Dewan Perwakilan Rakyat (DPR) menyetujui RUU Kesehatan 2023 menjadi undang-undang pada 11 Juli 2023, yang menuai pro dan kontra di kalangan tenaga kesehatan (nakes). Sebagian orang berpendapat bahwa pengesahan RUU Kesehatan terlalu terburu-buru, mengingat bahwa RUU tersebut baru dibahas pada tahun sebelumnya oleh DPR RI.
Pemetaan Daftar Inventarisasi Masalah (DIM) oleh Kementerian Kesehatan (Kemenkes) baru dilakukan antara Februari dan April 2023. Selain itu, produk hukum yang akan disahkan mengubah banyak undang-undang yang sudah ada, termasuk mencabut 9 UU dan mengubah 4 UU terkait kesehatan.

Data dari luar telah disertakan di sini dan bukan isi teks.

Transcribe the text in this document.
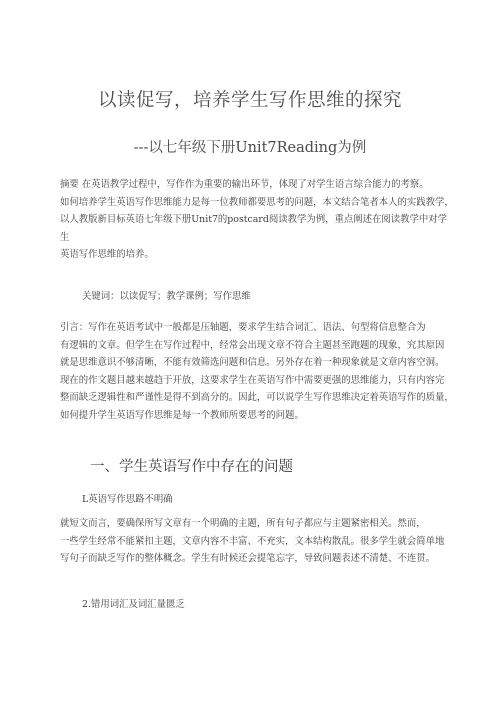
以读促写，培养学生写作思维的探究
---以七年级下册Unit7Reading为例

摘要 在英语教学过程中，写作作为重要的输出环节，体现了对学生语言综合能力的考察。
如何培养学生英语写作思维能力是每一位教师都要思考的问题，本文结合笔者本人的实践教学，
以人教版新目标英语七年级下册Unit7的postcard阅读教学为例，重点阐述在阅读教学中对学生
英语写作思维的培养。

关键词：以读促写；教学课例；写作思维

引言：写作在英语考试中一般都是压轴题，要求学生结合词汇、语法、句型将信息整合为
有逻辑的文章。但学生在写作过程中，经常会出现文章不符合主题甚至跑题的现象，究其原因
就是思维意识不够清晰，不能有效筛选问题和信息。另外存在着一种现象就是文章内容空洞。
现在的作文题目越来越趋于开放，这要求学生在英语写作中需要更强的思维能力，只有内容完
整而缺乏逻辑性和严谨性是得不到高分的。因此，可以说学生写作思维决定着英语写作的质量，
如何提升学生英语写作思维是每一个教师所要思考的问题。

一、学生英语写作中存在的问题
L英语写作思路不明确

就短文而言，要确保所写文章有一个明确的主题，所有句子都应与主题紧密相关。然而，
一些学生经常不能紧扣主题，文章内容不丰富、不充实，文本结构散乱。很多学生就会简单地
写句子而缺乏写作的整体概念。学生有时候还会提笔忘字，导致问题表述不清楚、不连贯。

2.错用词汇及词汇量匮乏
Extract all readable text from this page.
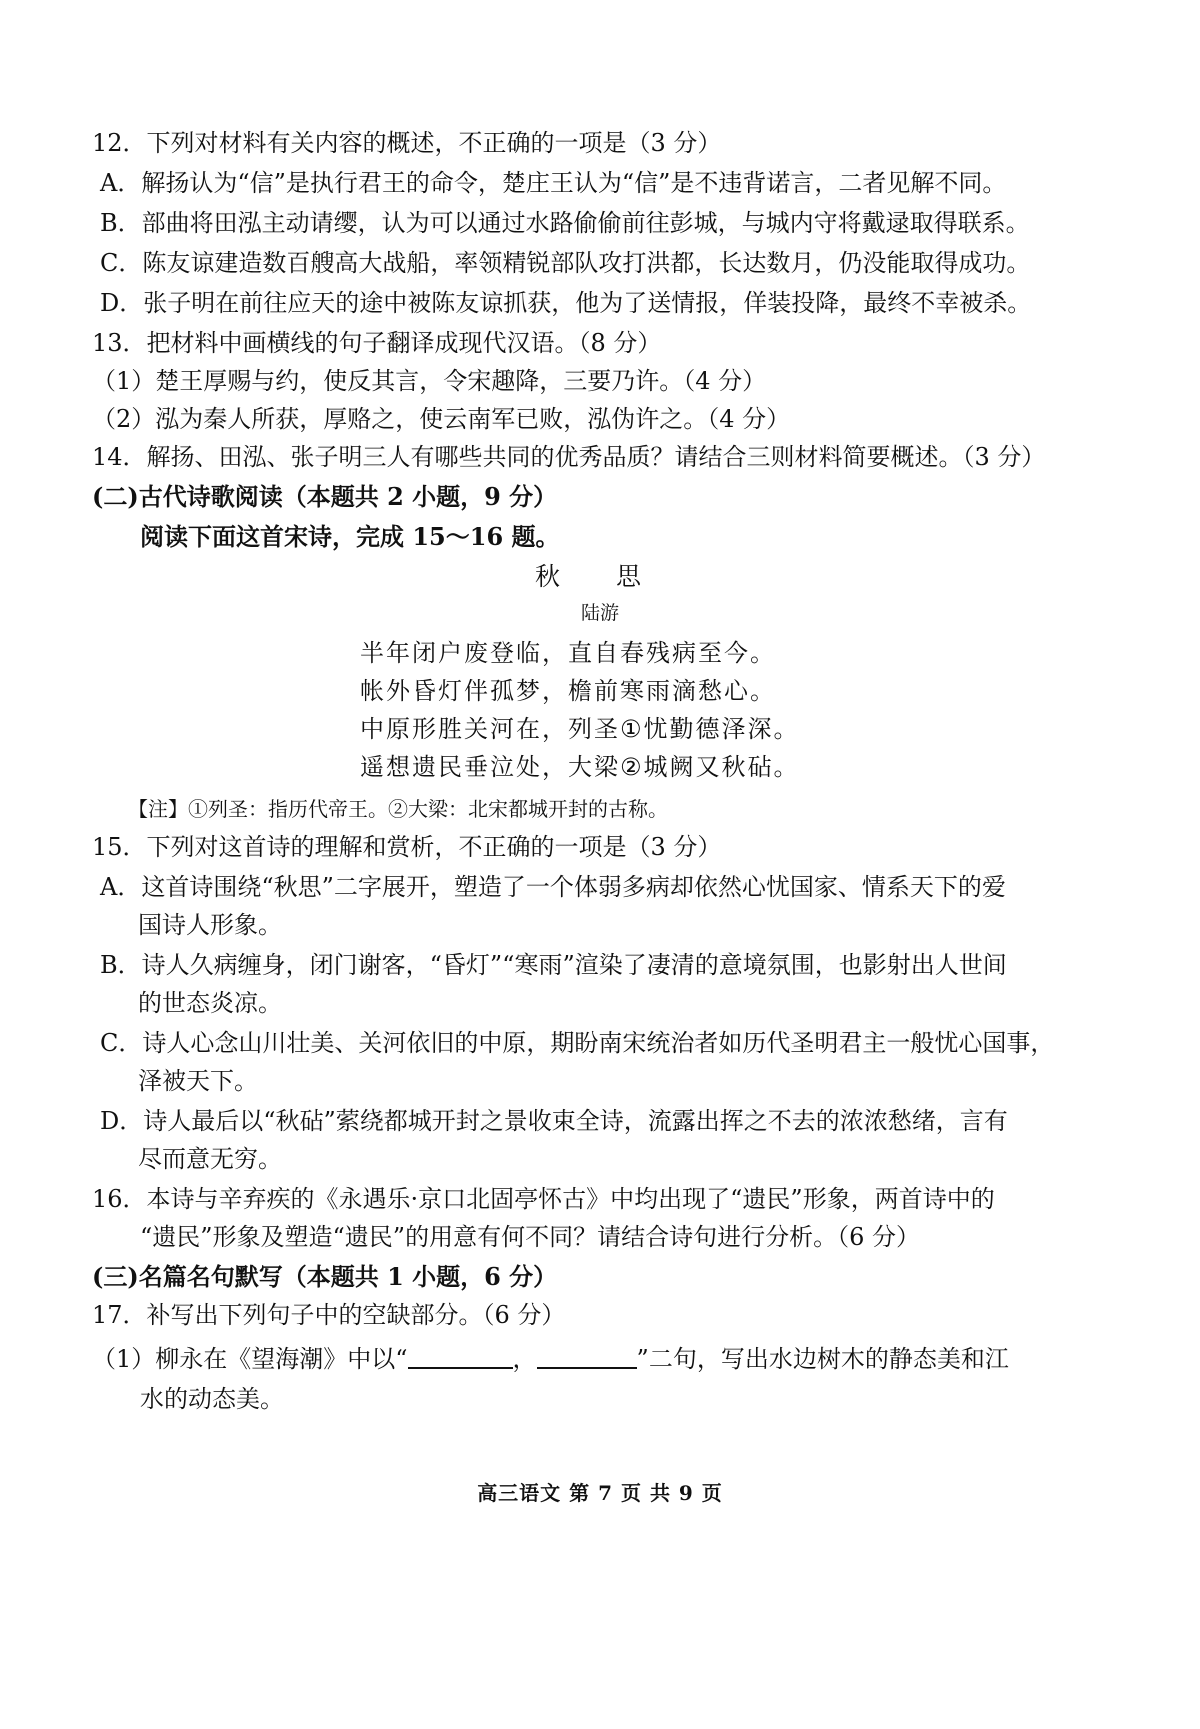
12．下列对材料有关内容的概述，不正确的一项是（3 分）
A．解扬认为“信”是执行君王的命令，楚庄王认为“信”是不违背诺言，二者见解不同。
B．部曲将田泓主动请缨，认为可以通过水路偷偷前往彭城，与城内守将戴逯取得联系。
C．陈友谅建造数百艘高大战船，率领精锐部队攻打洪都，长达数月，仍没能取得成功。
D．张子明在前往应天的途中被陈友谅抓获，他为了送情报，佯装投降，最终不幸被杀。
13．把材料中画横线的句子翻译成现代汉语。（8 分）
（1）楚王厚赐与约，使反其言，令宋趣降，三要乃许。（4 分）
（2）泓为秦人所获，厚赂之，使云南军已败，泓伪许之。（4 分）
14．解扬、田泓、张子明三人有哪些共同的优秀品质？请结合三则材料简要概述。（3 分）
(二)古代诗歌阅读（本题共 2 小题，9 分）
阅读下面这首宋诗，完成 15～16 题。
秋 思
陆游
半年闭户废登临，直自春残病至今。
帐外昏灯伴孤梦，檐前寒雨滴愁心。
中原形胜关河在，列圣①忧勤德泽深。
遥想遗民垂泣处，大梁②城阙又秋砧。
【注】①列圣：指历代帝王。②大梁：北宋都城开封的古称。
15．下列对这首诗的理解和赏析，不正确的一项是（3 分）
A．这首诗围绕“秋思”二字展开，塑造了一个体弱多病却依然心忧国家、情系天下的爱
国诗人形象。
B．诗人久病缠身，闭门谢客，“昏灯”“寒雨”渲染了凄清的意境氛围，也影射出人世间
的世态炎凉。
C．诗人心念山川壮美、关河依旧的中原，期盼南宋统治者如历代圣明君主一般忧心国事，
泽被天下。
D．诗人最后以“秋砧”萦绕都城开封之景收束全诗，流露出挥之不去的浓浓愁绪，言有
尽而意无穷。
16．本诗与辛弃疾的《永遇乐·京口北固亭怀古》中均出现了“遗民”形象，两首诗中的
“遗民”形象及塑造“遗民”的用意有何不同？请结合诗句进行分析。（6 分）
(三)名篇名句默写（本题共 1 小题，6 分）
17．补写出下列句子中的空缺部分。（6 分）
（1）柳永在《望海潮》中以“	，	”二句，写出水边树木的静态美和江
水的动态美。
高三语文 第 7 页 共 9 页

Beberapa poin dalam RUU Kesehatan 2023 yang menimbulkan pro dan kontra antara lain:
STR berlaku seumur hidup dan rekomendasi organisasi profesi untuk memperoleh SIP
UU Kesehatan juga mengubah persyaratan bagi dokter untuk mendapatkan SIP. Menurut Undang-Undang Kesehatan, tenaga kesehatan harus memiliki Surat Tanda Registrasi (STR), alamat praktik, dan bukti pemenuhan kompetensi untuk mendapatkan SIP. Namun, organisasi profesi seperti IDI berpendapat bahwa aturan ini mencabut peran organisasi profesi dalam menentukan persyaratan praktik tenaga kesehatan.
Alokasi anggaran kesehatan
DPR RI dan pemerintah telah sepakat untuk meningkatkan alokasi anggaran kesehatan minimal dari 5 persen menjadi 10 persen.
Dengan demikian, program kesehatan strategis dapat berjalan secara maksimal. Namun, langkah ini tidak sesuai dengan Deklarasi Abuja Organisasi Kesehatan Dunia (WHO) dan TAP MP RI X/MPR/2001.
Nakes asing di Indonesia
Dalam RUU tersebut, terdapat berbagai persyaratan bagi dokter asing maupun dokter WNI yang berada di luar negeri dan ingin membuka praktik di Indonesia. Persyaratan tersebut mencakup Surat Tanda Registrasi (STR) sementara dan Surat Izin Praktik (SIP) sesuai dengan Pasal 233 UU Kesehatan.
Tenaga kesehatan yang ingin membuka praktik di dalam negeri harus memenuhi persyaratan. Seperti Surat Tanda Registrasi (STR) sementara, Surat Izin Praktek (SIP), dan Syarat Minimal Praktek.